Once it is proven that the SMACOF approach is more accurate than the eigen-decomposition process, the global precision of Isomap with SMACOF has been tested in a more extended range of the values of s than (Li et al., 2017) using 1NN (see Fig. 7). In this figure, it can be observed that the classification accuracy is quite high for all the analysed dimensionality reduction cases (from 50 to 2). However, it should be noted that the classification accuracy slightly decreases among the range from 9 to 2. Thus, we can conclude that SMACOF achieves a good accuracy even for the significant dimensionality reduction.
5 Conclusions
In this paper, our intention was to improve the accuracy of Isomap algorithm in the analysis of hyperspectral images. To achieve this, Isomap has been based on SMACOF, which is the most accurate MDS method, instead of classical scaling such as eigen-decomposition process.

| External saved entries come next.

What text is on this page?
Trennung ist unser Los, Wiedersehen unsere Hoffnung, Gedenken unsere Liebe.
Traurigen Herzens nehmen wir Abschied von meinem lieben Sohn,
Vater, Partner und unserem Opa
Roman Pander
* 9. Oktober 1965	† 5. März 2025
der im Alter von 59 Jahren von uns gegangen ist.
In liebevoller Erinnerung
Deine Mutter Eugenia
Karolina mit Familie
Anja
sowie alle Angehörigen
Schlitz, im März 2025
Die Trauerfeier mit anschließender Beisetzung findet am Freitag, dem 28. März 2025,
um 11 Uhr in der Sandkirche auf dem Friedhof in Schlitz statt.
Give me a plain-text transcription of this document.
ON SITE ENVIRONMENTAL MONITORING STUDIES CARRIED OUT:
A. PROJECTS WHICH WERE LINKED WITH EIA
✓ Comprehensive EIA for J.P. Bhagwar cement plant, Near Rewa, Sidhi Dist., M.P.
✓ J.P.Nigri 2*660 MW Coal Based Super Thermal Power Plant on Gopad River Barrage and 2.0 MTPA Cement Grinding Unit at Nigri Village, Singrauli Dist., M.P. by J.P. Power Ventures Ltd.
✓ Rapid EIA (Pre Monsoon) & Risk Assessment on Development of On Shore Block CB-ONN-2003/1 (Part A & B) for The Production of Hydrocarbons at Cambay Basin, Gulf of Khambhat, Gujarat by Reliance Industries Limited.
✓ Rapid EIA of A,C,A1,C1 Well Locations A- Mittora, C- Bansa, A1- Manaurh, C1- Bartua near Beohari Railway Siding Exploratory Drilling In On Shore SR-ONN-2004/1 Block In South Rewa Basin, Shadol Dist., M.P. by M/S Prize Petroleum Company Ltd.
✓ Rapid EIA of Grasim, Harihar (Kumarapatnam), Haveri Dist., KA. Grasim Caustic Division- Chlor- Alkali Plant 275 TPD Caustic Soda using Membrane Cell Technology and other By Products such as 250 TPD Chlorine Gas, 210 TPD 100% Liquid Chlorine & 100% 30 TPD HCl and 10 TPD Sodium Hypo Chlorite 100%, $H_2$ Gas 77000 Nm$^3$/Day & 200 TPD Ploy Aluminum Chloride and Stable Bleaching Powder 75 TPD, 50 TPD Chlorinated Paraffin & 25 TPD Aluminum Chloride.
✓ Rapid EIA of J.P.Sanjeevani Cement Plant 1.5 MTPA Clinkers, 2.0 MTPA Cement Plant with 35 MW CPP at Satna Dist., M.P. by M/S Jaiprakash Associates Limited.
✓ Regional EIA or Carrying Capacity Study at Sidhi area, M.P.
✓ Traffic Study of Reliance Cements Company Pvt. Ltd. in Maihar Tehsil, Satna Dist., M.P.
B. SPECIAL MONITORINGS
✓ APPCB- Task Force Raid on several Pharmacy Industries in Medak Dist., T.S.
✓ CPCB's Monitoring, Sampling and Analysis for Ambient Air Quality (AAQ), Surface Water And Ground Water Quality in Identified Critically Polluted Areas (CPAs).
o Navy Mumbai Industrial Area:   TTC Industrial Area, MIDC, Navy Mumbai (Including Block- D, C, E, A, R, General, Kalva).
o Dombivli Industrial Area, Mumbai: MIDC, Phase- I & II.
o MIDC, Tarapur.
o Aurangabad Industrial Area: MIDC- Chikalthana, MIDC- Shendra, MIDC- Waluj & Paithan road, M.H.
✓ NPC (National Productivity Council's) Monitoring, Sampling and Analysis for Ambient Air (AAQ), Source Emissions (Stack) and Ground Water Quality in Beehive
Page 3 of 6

The proposed version of Isomap based on SMACOF has been experimentally compared to a state-of-the-art version with an eigen-decomposition process. For that, well-known hyperspectral images taken from airbornes or satellites have been considered (Indian Pines, Salinas-A and Pavia Center). Moreover, a classification process using several classifiers (SVM, KNN and Random Forest) has been carried out to determine the accuracy of every test image with every method (SMACOF of eigen-decomposition). Obtained results have shown that the use of SMACOF improves the accuracy of Isomap in the reduction of the hyperspectral images for all studied cases.

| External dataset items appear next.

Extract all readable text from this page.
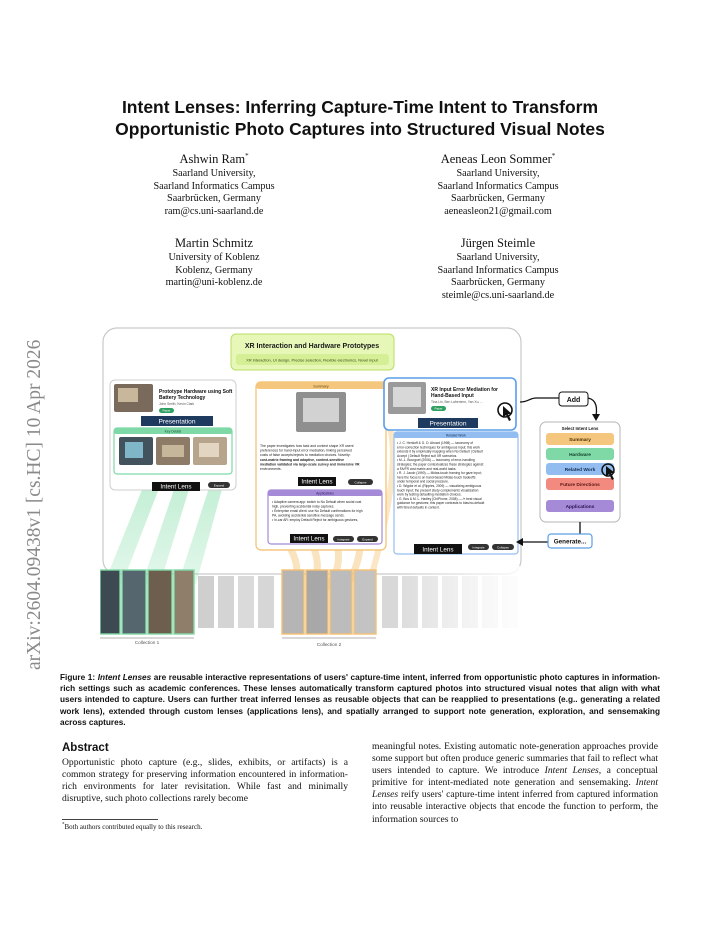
arXiv:2604.09438v1 [cs.HC] 10 Apr 2026
Intent Lenses: Inferring Capture-Time Intent to Transform
Opportunistic Photo Captures into Structured Visual Notes
Ashwin Ram*
Saarland University,
Saarland Informatics Campus
Saarbrücken, Germany
ram@cs.uni-saarland.de
Aeneas Leon Sommer*
Saarland University,
Saarland Informatics Campus
Saarbrücken, Germany
aeneasleon21@gmail.com
Martin Schmitz
University of Koblenz
Koblenz, Germany
martin@uni-koblenz.de
Jürgen Steimle
Saarland University,
Saarland Informatics Campus
Saarbrücken, Germany
steimle@cs.uni-saarland.de
XR Interaction and Hardware Prototypes
XR interaction, UI design, Precise selection, Flexible electronics, Novel input
Prototype Hardware using Soft
Battery Technology
John Smith, Kevin Clark
Paper
Presentation
Key Details
Intent Lens	Expand
Summary
The paper investigates how task and context shape XR users'
preferences for hand-input error mediation, linking perceived
costs of false accepts/rejects to mediation choices. Novelty:
cost-matrix framing and adaptive, context-sensitive
mediation validated via large-scale survey and immersive VR
environments.
Intent Lens	Collapse
Applications
• Adaptive camera app: switch to No Default when social cost
high, preventing accidental noisy captures.
• Enterprise email client: use No Default confirmations for high
PA, avoiding accidental sensitive message sends.
• In-car AR: employ Default Reject for ambiguous gestures,
Intent Lens	Integrate	Expand
XR Input Error Mediation for
Hand-Based Input
Tina Lin, Ben Lafreniere, Yan Xu, ...
Paper
Presentation
Related Work
• J. C. Henkoff & G. D. Abowd (1998) — taxonomy of
error-correction techniques for ambiguous input; this work
extends it by empirically mapping when No Default | Default
Accept | Default Reject suit XR scenarios.
• M.-L. Bourguet (2006) — taxonomy of error-handling
strategies; the paper contextualizes these strategies against
a FA/FR cost matrix and real-world tasks.
• R. J. Jacob (1990) — Midas-touch framing for gaze input;
here the focus is on hand-based Midas-touch tradeoffs
under temporal and social pressure.
• D. Wigdor et al. (Ripples, 2009) — visualizing ambiguous
touch input; the present study complements visualization
work by testing defaulting mediation choices.
• G. Bos & M. L. Hadley (ChiPhone, 2008) — /» best visual
guidance for gestures; this paper contrasts to bias/no-default
with timed defaults in context.
Intent Lens	Integrate	Collapse
Add
Select Intent Lens
Summary
Hardware
Related Work
Future Directions
Applications
Generate...
Collection 1	Collection 2
Figure 1: Intent Lenses are reusable interactive representations of users' capture-time intent, inferred from opportunistic photo captures in information-rich settings such as academic conferences. These lenses automatically transform captured photos into structured visual notes that align with what users intended to capture. Users can further treat inferred lenses as reusable objects that can be reapplied to presentations (e.g.. generating a related work lens), extended through custom lenses (applications lens), and spatially arranged to support note generation, exploration, and sensemaking across captures.
Abstract

Opportunistic photo capture (e.g., slides, exhibits, or artifacts) is a common strategy for preserving information encountered in information-rich environments for later revisitation. While fast and minimally disruptive, such photo collections rarely become

meaningful notes. Existing automatic note-generation approaches provide some support but often produce generic summaries that fail to reflect what users intended to capture. We introduce Intent Lenses, a conceptual primitive for intent-mediated note generation and sensemaking. Intent Lenses reify users' capture-time intent inferred from captured information into reusable interactive objects that encode the function to perform, the information sources to

*Both authors contributed equally to this research.
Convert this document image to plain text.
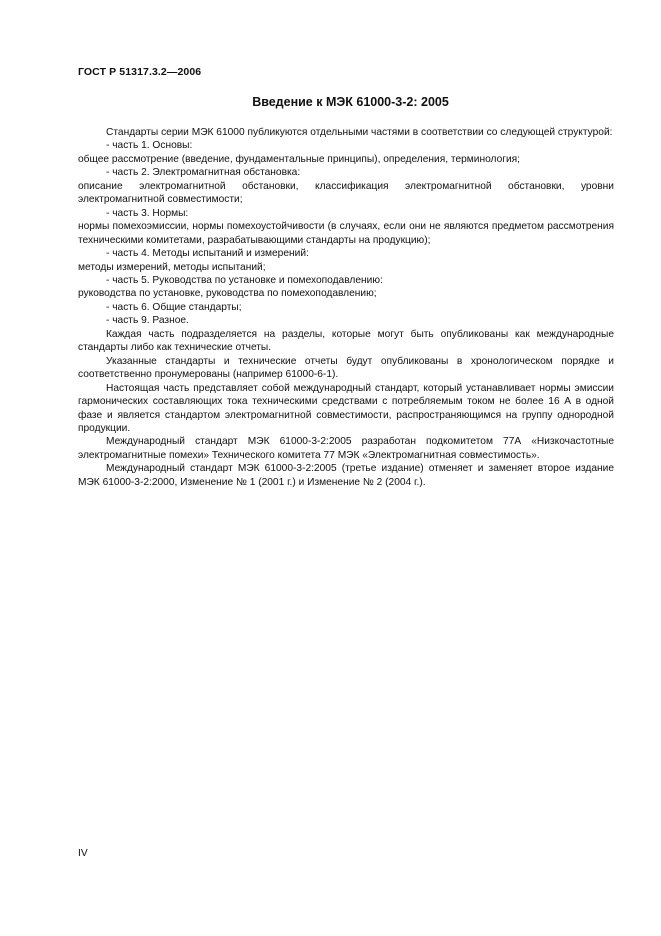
ГОСТ Р 51317.3.2—2006
Введение к МЭК 61000-3-2: 2005

Стандарты серии МЭК 61000 публикуются отдельными частями в соответствии со следующей структурой:

- часть 1. Основы:

общее рассмотрение (введение, фундаментальные принципы), определения, терминология;

- часть 2. Электромагнитная обстановка:

описание электромагнитной обстановки, классификация электромагнитной обстановки, уровни электромагнитной совместимости;

- часть 3. Нормы:

нормы помехоэмиссии, нормы помехоустойчивости (в случаях, если они не являются предметом рассмотрения техническими комитетами, разрабатывающими стандарты на продукцию);

- часть 4. Методы испытаний и измерений:

методы измерений, методы испытаний;

- часть 5. Руководства по установке и помехоподавлению:

руководства по установке, руководства по помехоподавлению;

- часть 6. Общие стандарты;

- часть 9. Разное.

Каждая часть подразделяется на разделы, которые могут быть опубликованы как международные стандарты либо как технические отчеты.

Указанные стандарты и технические отчеты будут опубликованы в хронологическом порядке и соответственно пронумерованы (например 61000-6-1).

Настоящая часть представляет собой международный стандарт, который устанавливает нормы эмиссии гармонических составляющих тока техническими средствами с потребляемым током не более 16 А в одной фазе и является стандартом электромагнитной совместимости, распространяющимся на группу однородной продукции.

Международный стандарт МЭК 61000-3-2:2005 разработан подкомитетом 77А «Низкочастотные электромагнитные помехи» Технического комитета 77 МЭК «Электромагнитная совместимость».

Международный стандарт МЭК 61000-3-2:2005 (третье издание) отменяет и заменяет второе издание МЭК 61000-3-2:2000, Изменение № 1 (2001 г.) и Изменение № 2 (2004 г.).

IV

In this work, only one criteria, the classification accuracy, is considered when reducing dimensions of the hyperspectral images. However, it should be noted that the drawbacks of Isomap and SMACOF are high consumptions of time and resources. Therefore, to decrease these aspects could be very valuable to make their application more approachable. Consequently, our current and future work is focused on the implementation of a GPU version of Isomap based on SMACOF.